This week we visited the Charité skill training center for their medical
students. I was impressed by these methods of learning – I feel that it is very
important for us as pre-medical and medical students to learn to teach each
other and learn to work together. I was surprised that there are no real
pre-requisites to medical school except earning your Arbitur, or high school
diploma. Our tour guide was not afraid to say that some medical students have
no idea what they are doing in terms of practical medical application, never
mind the fact that some have little to no background in biology. This is
starkly different from America, where medical students are admitted based
heavily on their acquaintance with the field, in particular direct patient
interaction. We also learned about some aspects of the German health care
system, in particular that German medical students go to school on the
government’s bill. In my opinion, such a system would not work in America as it
stands, even though our current problems with educational debt are getting
worse. For one thing, such a
process would increase our already enormous debt dramatically. In addition, our
society is too focused on the correlation between cost and quality – we believe
that the more expensive things are, the better they are, regardless of whether
it is true or not. For this reason I could see everyone generalizing the
situation and conclude that ‘medical schools and our doctors are mediocre’. In
addition, medical school curricula would become more standardized, which would
have an impact on and probably decrease the competition in the field,
particularly between medical schools.
We ended our time in Berlin with a tour of the Sachsenhausen
concentration camp. It was emotional for me to be physically in a place where
so much death and disrespect occurred, and where so many stories originated.

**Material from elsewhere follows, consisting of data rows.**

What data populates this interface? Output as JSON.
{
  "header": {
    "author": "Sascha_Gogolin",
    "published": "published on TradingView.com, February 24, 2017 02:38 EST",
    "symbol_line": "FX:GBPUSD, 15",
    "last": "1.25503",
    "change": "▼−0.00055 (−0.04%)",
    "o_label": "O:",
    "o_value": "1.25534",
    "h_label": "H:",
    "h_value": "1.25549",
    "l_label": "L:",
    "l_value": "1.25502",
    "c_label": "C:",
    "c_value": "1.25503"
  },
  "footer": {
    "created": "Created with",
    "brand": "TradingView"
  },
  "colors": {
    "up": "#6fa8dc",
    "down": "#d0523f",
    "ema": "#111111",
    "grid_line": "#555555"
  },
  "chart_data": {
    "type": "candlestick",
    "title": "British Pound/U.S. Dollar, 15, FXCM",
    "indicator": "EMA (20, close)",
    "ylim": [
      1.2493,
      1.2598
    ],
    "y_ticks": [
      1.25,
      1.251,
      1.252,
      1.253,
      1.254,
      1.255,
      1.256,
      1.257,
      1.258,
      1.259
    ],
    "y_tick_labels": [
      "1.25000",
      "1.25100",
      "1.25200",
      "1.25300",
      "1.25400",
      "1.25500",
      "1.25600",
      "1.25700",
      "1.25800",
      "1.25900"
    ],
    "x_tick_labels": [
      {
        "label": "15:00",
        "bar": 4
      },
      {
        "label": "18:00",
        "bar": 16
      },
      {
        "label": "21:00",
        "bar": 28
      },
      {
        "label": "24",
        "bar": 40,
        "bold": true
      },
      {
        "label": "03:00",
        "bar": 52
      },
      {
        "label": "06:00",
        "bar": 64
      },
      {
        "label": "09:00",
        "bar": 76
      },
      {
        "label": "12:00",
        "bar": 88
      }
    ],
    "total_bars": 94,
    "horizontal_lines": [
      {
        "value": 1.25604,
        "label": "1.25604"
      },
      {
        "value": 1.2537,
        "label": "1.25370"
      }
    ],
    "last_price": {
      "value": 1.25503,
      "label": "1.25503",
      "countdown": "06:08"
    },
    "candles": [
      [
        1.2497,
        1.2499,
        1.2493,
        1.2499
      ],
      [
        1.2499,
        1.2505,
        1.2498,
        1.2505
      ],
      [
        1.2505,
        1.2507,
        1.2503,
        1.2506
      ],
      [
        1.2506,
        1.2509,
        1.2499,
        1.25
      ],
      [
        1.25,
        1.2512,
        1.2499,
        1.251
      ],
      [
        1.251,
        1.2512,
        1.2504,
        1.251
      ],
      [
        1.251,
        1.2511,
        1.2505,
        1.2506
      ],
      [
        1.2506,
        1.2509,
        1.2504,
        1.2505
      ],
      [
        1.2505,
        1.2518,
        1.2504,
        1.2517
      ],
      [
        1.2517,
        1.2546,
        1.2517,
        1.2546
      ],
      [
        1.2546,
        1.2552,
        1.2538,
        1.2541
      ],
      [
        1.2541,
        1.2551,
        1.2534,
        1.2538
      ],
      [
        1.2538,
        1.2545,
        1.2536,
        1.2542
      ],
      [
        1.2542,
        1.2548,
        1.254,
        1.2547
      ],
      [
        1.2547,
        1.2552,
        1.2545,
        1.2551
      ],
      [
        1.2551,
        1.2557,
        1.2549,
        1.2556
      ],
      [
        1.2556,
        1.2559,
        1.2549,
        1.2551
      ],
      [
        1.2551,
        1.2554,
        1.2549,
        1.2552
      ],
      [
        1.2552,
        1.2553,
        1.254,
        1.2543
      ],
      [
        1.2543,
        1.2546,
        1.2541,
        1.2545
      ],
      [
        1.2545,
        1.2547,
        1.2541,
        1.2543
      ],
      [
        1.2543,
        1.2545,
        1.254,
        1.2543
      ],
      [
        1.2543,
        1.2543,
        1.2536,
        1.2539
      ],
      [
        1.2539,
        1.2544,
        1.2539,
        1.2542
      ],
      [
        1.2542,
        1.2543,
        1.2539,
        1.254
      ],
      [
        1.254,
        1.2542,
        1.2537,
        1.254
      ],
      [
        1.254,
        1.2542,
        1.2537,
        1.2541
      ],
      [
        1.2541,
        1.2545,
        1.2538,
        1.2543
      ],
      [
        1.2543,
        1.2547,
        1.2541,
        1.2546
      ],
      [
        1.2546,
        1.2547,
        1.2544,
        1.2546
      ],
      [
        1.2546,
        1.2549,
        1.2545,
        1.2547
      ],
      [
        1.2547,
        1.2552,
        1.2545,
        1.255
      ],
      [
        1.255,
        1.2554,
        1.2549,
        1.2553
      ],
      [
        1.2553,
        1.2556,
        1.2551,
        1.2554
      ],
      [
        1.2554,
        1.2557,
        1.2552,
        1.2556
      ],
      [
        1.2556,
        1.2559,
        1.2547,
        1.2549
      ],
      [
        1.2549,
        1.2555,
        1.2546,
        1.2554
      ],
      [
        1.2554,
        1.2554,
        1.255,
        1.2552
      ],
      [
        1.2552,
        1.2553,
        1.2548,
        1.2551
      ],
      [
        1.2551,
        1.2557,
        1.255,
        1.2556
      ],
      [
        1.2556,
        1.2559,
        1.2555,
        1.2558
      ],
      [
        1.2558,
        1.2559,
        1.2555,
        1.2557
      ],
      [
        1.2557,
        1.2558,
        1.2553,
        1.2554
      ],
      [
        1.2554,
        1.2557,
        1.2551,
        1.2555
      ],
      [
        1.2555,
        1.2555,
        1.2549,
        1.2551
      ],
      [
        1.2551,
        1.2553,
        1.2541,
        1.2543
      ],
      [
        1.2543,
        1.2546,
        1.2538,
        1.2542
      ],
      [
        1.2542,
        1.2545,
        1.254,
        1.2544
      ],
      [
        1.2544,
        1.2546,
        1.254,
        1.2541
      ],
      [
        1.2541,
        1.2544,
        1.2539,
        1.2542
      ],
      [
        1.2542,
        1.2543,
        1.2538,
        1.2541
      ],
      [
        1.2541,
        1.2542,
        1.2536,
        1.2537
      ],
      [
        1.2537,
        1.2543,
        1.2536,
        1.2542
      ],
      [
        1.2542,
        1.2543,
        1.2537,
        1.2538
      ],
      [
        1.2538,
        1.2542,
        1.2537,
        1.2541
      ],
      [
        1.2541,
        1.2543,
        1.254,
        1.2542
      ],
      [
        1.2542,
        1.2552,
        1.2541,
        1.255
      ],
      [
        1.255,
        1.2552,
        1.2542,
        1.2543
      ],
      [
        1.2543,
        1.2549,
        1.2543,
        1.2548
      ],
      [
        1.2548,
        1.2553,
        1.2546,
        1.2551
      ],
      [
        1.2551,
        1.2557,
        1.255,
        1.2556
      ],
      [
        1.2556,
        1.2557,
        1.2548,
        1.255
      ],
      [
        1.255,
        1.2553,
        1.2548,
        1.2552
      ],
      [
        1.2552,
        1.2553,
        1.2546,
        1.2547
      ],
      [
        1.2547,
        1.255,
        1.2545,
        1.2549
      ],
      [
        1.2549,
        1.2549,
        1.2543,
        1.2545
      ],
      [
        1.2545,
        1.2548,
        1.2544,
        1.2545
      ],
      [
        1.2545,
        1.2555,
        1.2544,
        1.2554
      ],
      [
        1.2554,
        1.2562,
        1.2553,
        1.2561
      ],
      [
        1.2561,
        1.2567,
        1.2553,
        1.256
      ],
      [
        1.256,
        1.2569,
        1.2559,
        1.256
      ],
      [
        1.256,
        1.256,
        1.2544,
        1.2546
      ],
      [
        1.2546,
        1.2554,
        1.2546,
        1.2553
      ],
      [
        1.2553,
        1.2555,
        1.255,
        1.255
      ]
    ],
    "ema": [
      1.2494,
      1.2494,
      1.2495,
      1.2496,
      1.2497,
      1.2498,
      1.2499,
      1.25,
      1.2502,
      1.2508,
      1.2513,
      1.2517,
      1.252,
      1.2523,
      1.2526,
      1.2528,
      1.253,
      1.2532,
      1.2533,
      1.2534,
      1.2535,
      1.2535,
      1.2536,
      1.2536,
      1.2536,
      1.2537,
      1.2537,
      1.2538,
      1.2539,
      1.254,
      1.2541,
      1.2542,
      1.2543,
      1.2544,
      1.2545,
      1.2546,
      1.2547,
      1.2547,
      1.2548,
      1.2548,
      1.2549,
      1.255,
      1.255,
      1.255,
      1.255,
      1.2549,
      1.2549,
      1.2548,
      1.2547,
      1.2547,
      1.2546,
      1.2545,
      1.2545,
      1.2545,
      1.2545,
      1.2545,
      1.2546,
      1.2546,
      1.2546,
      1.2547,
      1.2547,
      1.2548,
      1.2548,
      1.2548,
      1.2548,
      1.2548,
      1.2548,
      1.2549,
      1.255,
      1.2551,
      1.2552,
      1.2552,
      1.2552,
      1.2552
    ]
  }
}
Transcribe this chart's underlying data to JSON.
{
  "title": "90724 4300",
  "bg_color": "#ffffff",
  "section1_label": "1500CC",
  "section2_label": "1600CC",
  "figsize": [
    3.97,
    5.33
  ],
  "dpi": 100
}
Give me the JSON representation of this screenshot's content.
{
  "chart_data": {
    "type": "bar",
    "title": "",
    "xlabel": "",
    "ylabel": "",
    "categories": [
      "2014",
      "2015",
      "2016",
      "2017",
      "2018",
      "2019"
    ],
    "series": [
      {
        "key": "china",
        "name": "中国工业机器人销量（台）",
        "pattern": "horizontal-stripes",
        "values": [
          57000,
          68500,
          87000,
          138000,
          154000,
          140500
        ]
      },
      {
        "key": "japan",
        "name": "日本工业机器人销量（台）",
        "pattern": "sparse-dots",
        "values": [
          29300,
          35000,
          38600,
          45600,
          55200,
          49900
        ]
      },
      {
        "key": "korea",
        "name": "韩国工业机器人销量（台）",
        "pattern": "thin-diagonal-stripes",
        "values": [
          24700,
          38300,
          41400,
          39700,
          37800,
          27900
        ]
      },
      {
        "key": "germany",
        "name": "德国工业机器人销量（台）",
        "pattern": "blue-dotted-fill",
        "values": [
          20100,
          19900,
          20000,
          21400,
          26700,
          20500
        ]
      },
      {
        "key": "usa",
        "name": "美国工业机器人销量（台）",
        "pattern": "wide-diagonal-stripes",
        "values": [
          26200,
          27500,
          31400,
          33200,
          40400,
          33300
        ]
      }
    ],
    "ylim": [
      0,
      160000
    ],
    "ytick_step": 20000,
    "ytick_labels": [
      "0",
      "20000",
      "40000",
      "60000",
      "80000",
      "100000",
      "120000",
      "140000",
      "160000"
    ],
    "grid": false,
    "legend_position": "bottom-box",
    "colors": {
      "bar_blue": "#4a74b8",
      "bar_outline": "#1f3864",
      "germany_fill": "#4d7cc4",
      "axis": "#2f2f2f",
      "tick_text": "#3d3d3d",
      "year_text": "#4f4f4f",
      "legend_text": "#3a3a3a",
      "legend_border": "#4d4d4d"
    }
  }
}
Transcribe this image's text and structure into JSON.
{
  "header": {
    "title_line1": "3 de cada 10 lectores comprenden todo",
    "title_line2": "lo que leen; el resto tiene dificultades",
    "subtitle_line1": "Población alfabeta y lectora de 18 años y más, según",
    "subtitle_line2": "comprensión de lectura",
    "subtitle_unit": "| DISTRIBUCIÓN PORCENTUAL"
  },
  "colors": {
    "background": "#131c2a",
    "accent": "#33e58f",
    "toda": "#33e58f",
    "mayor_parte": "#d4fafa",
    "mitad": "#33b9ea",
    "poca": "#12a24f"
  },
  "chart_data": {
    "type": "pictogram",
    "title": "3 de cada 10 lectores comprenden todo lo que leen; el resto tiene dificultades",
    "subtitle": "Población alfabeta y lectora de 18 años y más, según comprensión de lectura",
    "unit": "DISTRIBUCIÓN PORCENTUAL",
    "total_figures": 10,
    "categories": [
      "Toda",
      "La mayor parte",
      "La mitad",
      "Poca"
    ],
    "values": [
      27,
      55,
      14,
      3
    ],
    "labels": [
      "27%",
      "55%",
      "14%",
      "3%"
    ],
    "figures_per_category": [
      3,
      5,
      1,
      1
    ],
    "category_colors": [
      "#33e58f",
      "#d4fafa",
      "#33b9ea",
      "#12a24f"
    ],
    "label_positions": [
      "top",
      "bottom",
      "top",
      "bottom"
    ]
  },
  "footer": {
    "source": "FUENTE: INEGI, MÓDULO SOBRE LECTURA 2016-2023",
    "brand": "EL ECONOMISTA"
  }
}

Being there helped me understand how the concentration camp functioned and,
unfortunately, how people were actually treated and killed. We also saw the
laboratory room where research and experiments were conducted on inmates, which
of course raises the question of its morality and the ethicality of using such
data today. There will always be two opinions. On the one hand, such data might
play a role in saving someone’s life in the future if we use it freely. But how
likely is that? The scientific precision of the experiments comes into question
here, since most of the experiments were uncontrolled and poorly executed. On
the other hand, such data is intrinsically part of a heinous crime against
human kind. But is it really something to be suppressed out of our minds and
forgotten? The overarching lesson learned by visiting such a place is not to
forget, but to teach future generations about what occurred, so as to be an
active citizen in the world and prevent it from ever happening again.